Who are all these people”

It was chance, and a free day, that sent me cycling around the National Mall on Friday.

Because I never miss the chance to cycle in a distant city.

Off in the distance I spotted a new exhibit going up in the shadow of the Smithsonian. And curiosity drew me near.

A crew of volunteers was busy hauling great plastic bags full of what looked like colorful cubes into a temporary shelter already near full to bursting with cubes.

And although the exhibit wouldn’t open until Saturday, it had already drawn people who were just as curious as I was.

Closer inspection revealed faces. Smiling. Laughing. Looking back at the lookers.

Face after face after face. A volunteer explained it to me.

They were the victims of gun violence in America. They were 200,000 strong.

Two hundred thousand of them! And not in the last decade. Not in the last five years.


The exhibit would run only Saturday and Sunday. And I noticed that the tents were set up in the very shadow of the U.S. Capitol Building.

Would anybody over there notice? Or even care?

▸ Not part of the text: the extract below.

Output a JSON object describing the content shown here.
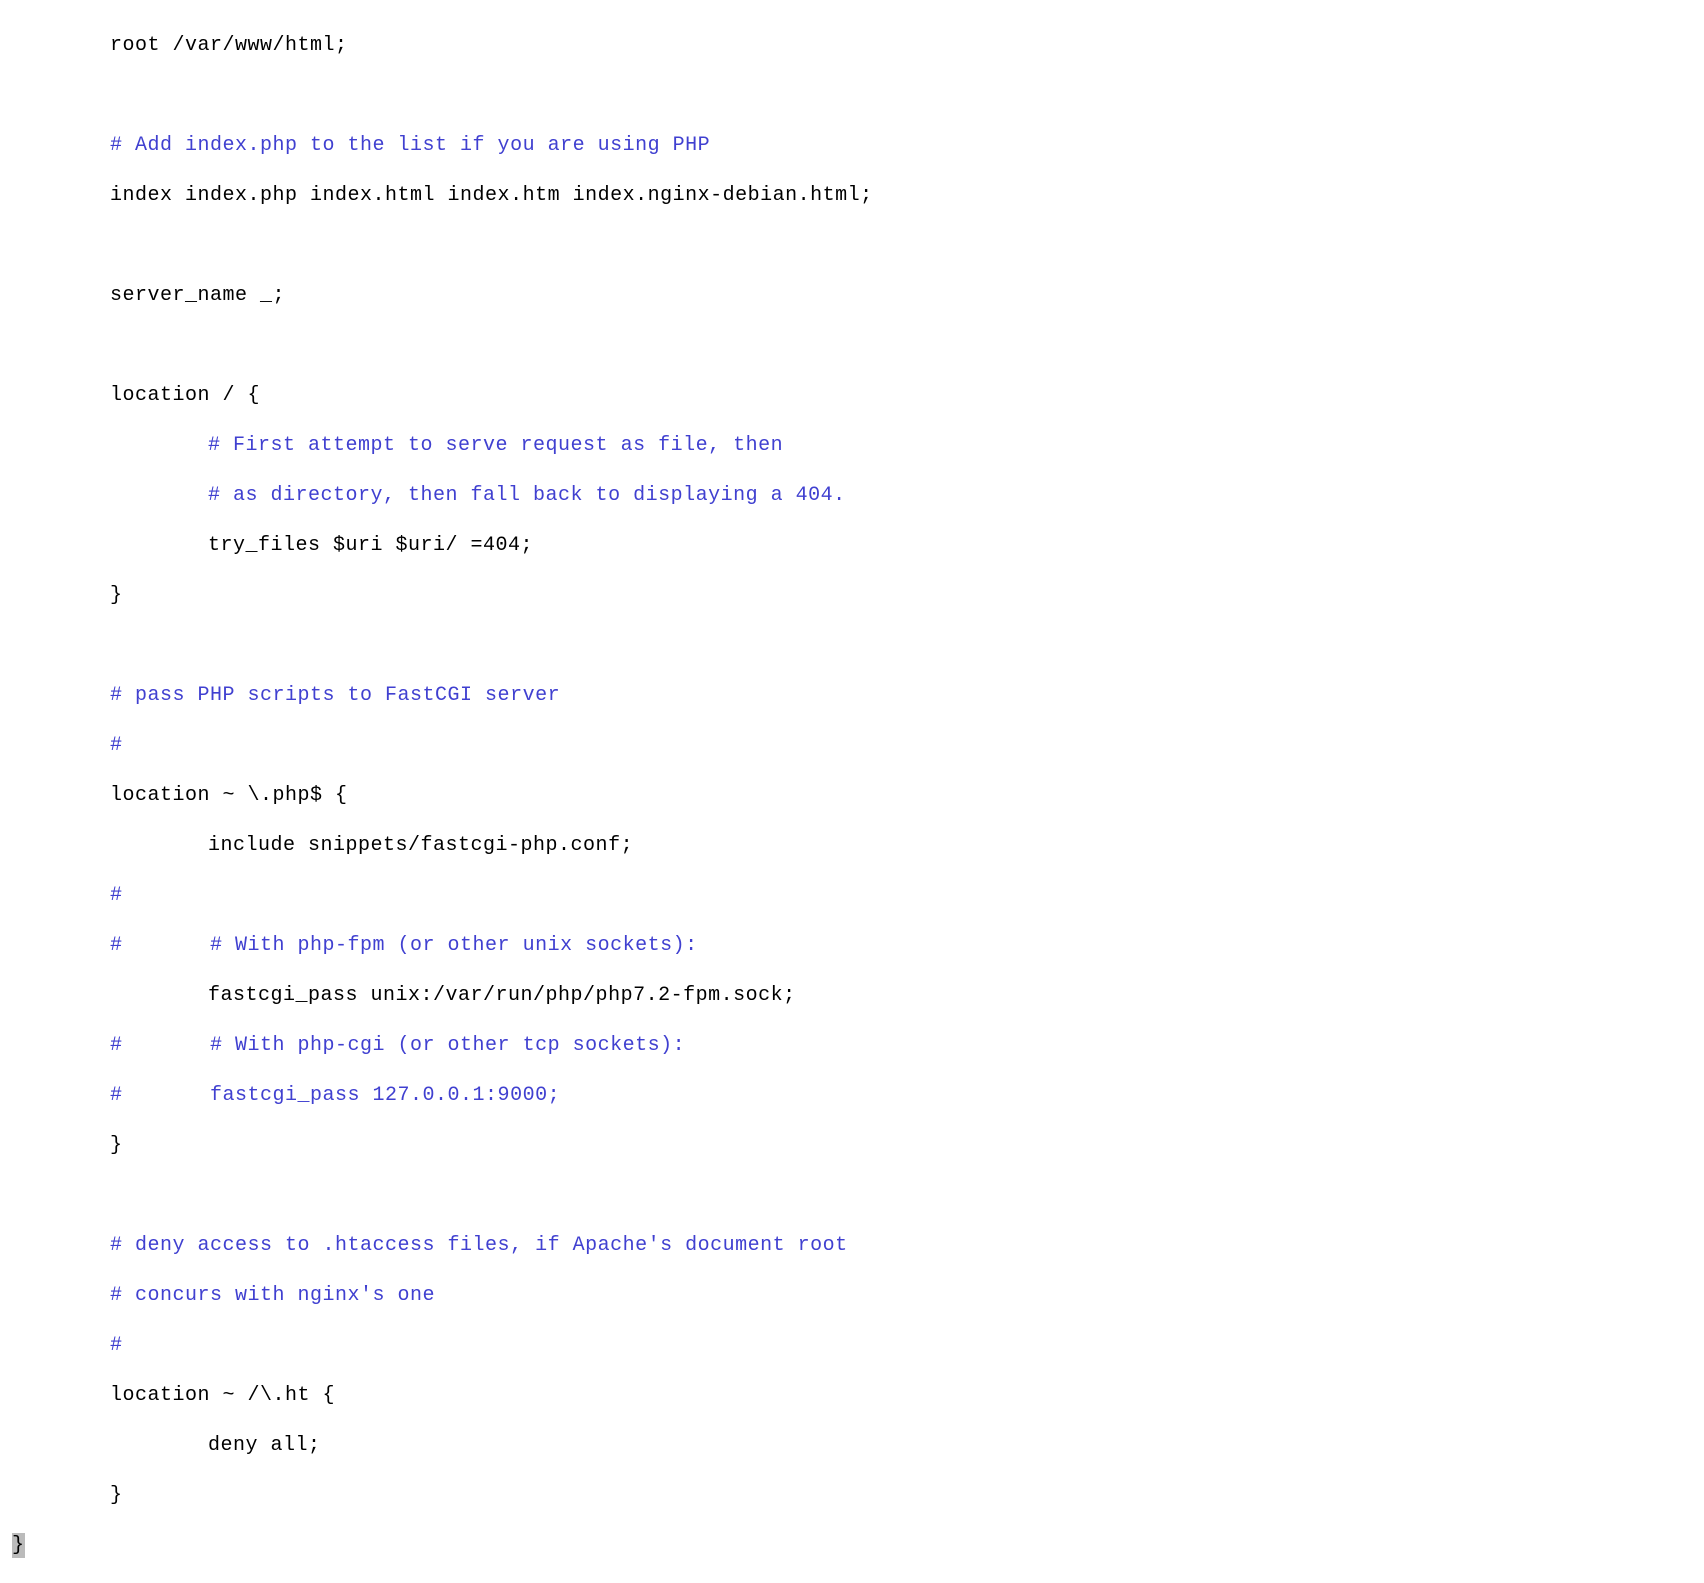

They who had so often sent their “thoughts and prayers” while steadfastly refusing to do anything about the Great American Gun Pandemic.

I was not optimistic. Over thirty yeas as editorial writer of The Gainesville Sun I had written scores of editorials and columns about gun violence in America. Today, cynically or perhaps sadly, I consider it one of the great lost causes in a career filled with lost causes.

But these people. These volunteers and organizers and contributors, still believe. They believe that perhaps, just perhaps, art may succeed in drawing attention where reason, demands and pleas have failed.

Bless them for that. Find out more about who these people are. And don’t give up.

This is still our country. And we still have a voice. And a choice.